19.3624 · Motion · 2019-06-14
Département de l'intérieur
Liquidé
Wortlaut
Le Conseil fédéral est chargé de diffuser les bonnes pratiques existantes en Suisse et dans des pays de l'UE en matière de promotion de la consommation de fruits et légumes produits localement.
Begründung
Le surpoids et l'obésité figurent parmi les principaux problèmes de santé publique en Suisse. Selon une étude mandatée par l'OFSP en 2014, les coûts directs et indirects liés aux maladies qui en découlent s'élevaient à près de 8 milliards francs suisses en 2012. L'alimentation déséquilibrée, contenant trop de sucre, de sel ou de graisse est une cause importante du surpoids et de l'obésité. Selon les résultats de l'enquéte nationale sur l'alimentation menuCH la consommation de fruits et légumes se situe en dessous des recommandations.
La politique actuelle en matière d'alimentation équilibrée est fondée sur la responsabilité individuelle et l'engagement volontaire des entreprises. Des initiatives ont été lancées ou sont en cours de discussion, telle que l'introduction d'un étiquetage nutritionnel (Nutriscore). Si de telles mesures sont importantes, elles ne sont pas suffisantes face au volume des publicités qui mettent essentiellement en évidence des produits alimentaires à forte teneur en sucre, en graisses et en sel.
Des mesures d'encouragement à la consommation de fruits et légumes existent déjà en Suisse et dans les pays de l'OCDE. La diffusion de mesures structurelles ayant fait leur preuve (par exemple la vente de fruits et légumes dans des automates alternatifs dans les écoles) ainsi que l'appui à leur mise en ceuvre dans les cantons permettrait d'améliorer la consommation d'aliments sains et influencer favorablement l'état de santé de la population. En mettant l'accent sur la consommation de produits locaux et saisonniers, cet encouragement serait également une contribution importante â la lutte contre le réchauffement climatique.
Antrag des Bundesrates
Le Conseil fédéral propose de rejeter la motion.

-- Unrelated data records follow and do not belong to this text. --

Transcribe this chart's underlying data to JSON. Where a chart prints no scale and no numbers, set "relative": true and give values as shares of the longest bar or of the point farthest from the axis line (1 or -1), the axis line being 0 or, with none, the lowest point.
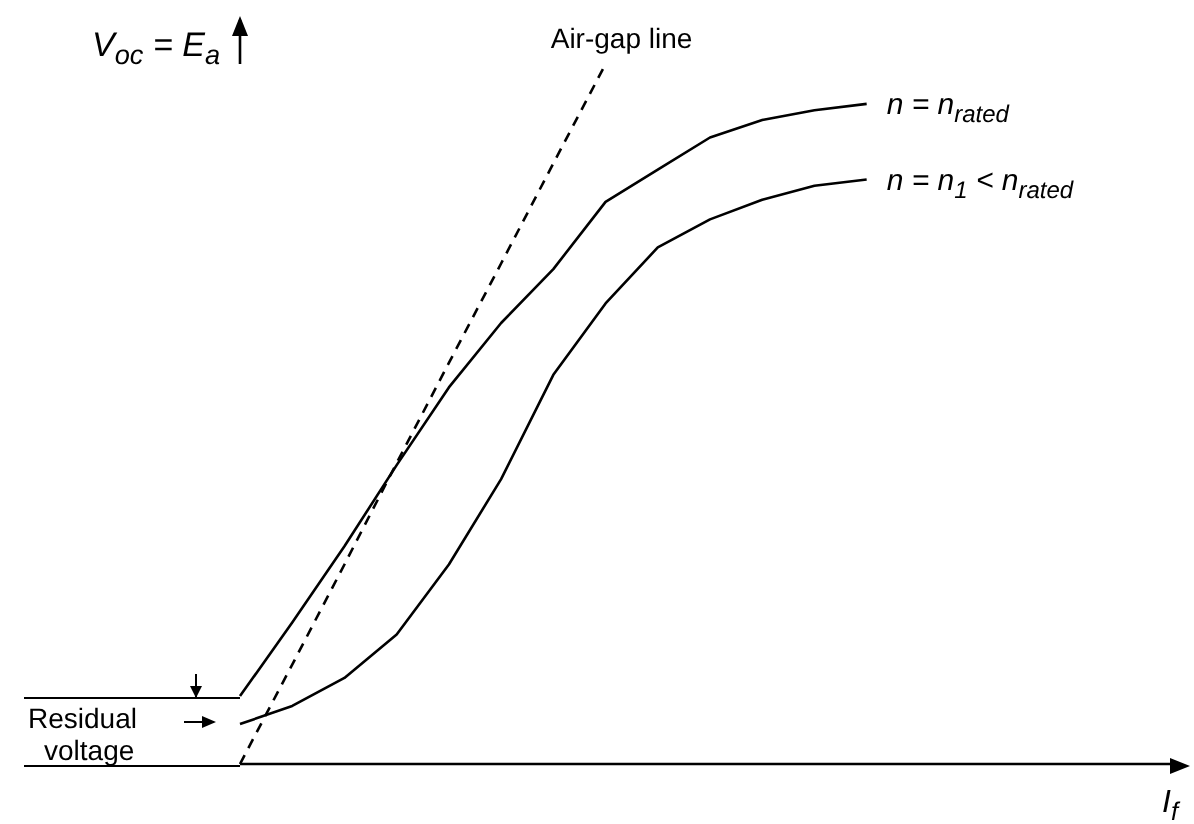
{
  "chart_data": {
    "type": "line",
    "relative": true,
    "xlabel": "I$_{f}$",
    "ylabel": "V$_{oc}$ = E$_{a}$",
    "annotations": [
      "Residual voltage"
    ],
    "grid": false,
    "legend": false,
    "marker": "none",
    "categories": [
      null,
      null,
      null,
      null,
      null,
      null,
      null,
      null,
      null,
      null,
      null,
      null,
      null,
      null,
      null,
      null,
      null,
      null,
      null
    ],
    "series": [
      {
        "name": "n = n$_{rated}$",
        "color": "#000000",
        "line_style": "solid",
        "values": [
          0.097,
          0.202,
          0.311,
          0.427,
          0.538,
          0.63,
          0.707,
          0.803,
          0.849,
          0.895,
          0.92,
          0.934,
          0.943,
          null,
          null,
          null,
          null,
          null,
          null
        ]
      },
      {
        "name": "n = n$_{1}$ < n$_{rated}$",
        "color": "#000000",
        "line_style": "solid",
        "values": [
          0.057,
          0.083,
          0.123,
          0.185,
          0.285,
          0.407,
          0.556,
          0.658,
          0.738,
          0.778,
          0.806,
          0.826,
          0.835,
          null,
          null,
          null,
          null,
          null,
          null
        ]
      },
      {
        "name": "Air-gap line",
        "color": "#000000",
        "line_style": "dashed",
        "values": [
          0,
          0.142,
          0.285,
          0.43,
          0.573,
          0.715,
          0.858,
          1,
          null,
          null,
          null,
          null,
          null,
          null,
          null,
          null,
          null,
          null,
          null
        ]
      }
    ]
  }
}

Stellungnahme des Bundesrates
Une alimentation riche en fruits et légumes est un facteur important de la prévention des maladies non transmissibles. Pourtant, seuls 12 % environ de la population consomment chaque jour les cinq portions recommandées. C'est pourquoi la Confédération s'engage pour une alimentation plus équilibrée dans le cadre de la Stratégie suisse de nutrition. L'art. 24, al. 2, de la loi sur les denrées alimentaires (LDAI, RS 817.0), qui en constitue la base légale, confère aux autorités fédérales la compétence de diffuser auprès du public et des écoles obligatoires des connaissances scientifiques d'intérêt général en matière de nutrition, notamment lorsqu'elles sont utiles à la prévention des maladies, à la protection de la santé et à l'alimentation durable. La Stratégie suisse de nutrition 2017-2024 s'articule autour de trois objectifs : renforcer les compétences nutritionnelles, améliorer les conditions-cadres et impliquer la filière alimentaire. L'Office fédéral de la sécurité alimentaire et des affaires vétérinaires a élaboré un plan d'action en collaboration avec les milieux économiques, les organisations non gouvernementales, les pouvoirs publics et le domaine de la formation. Ce plan d'action définit quatre domaines d'action pour concrétiser les objectifs de la stratégie, dont notamment l'information et la formation, les conditions-cadres ainsi que la coordination et la coopération.
Dans le cadre légal dont il dispose et en vertu de ce qui précède, le Conseil fédéral considère les demandes exprimées dans la motion comme remplies.
Le Conseil fédéral propose de rejeter la motion.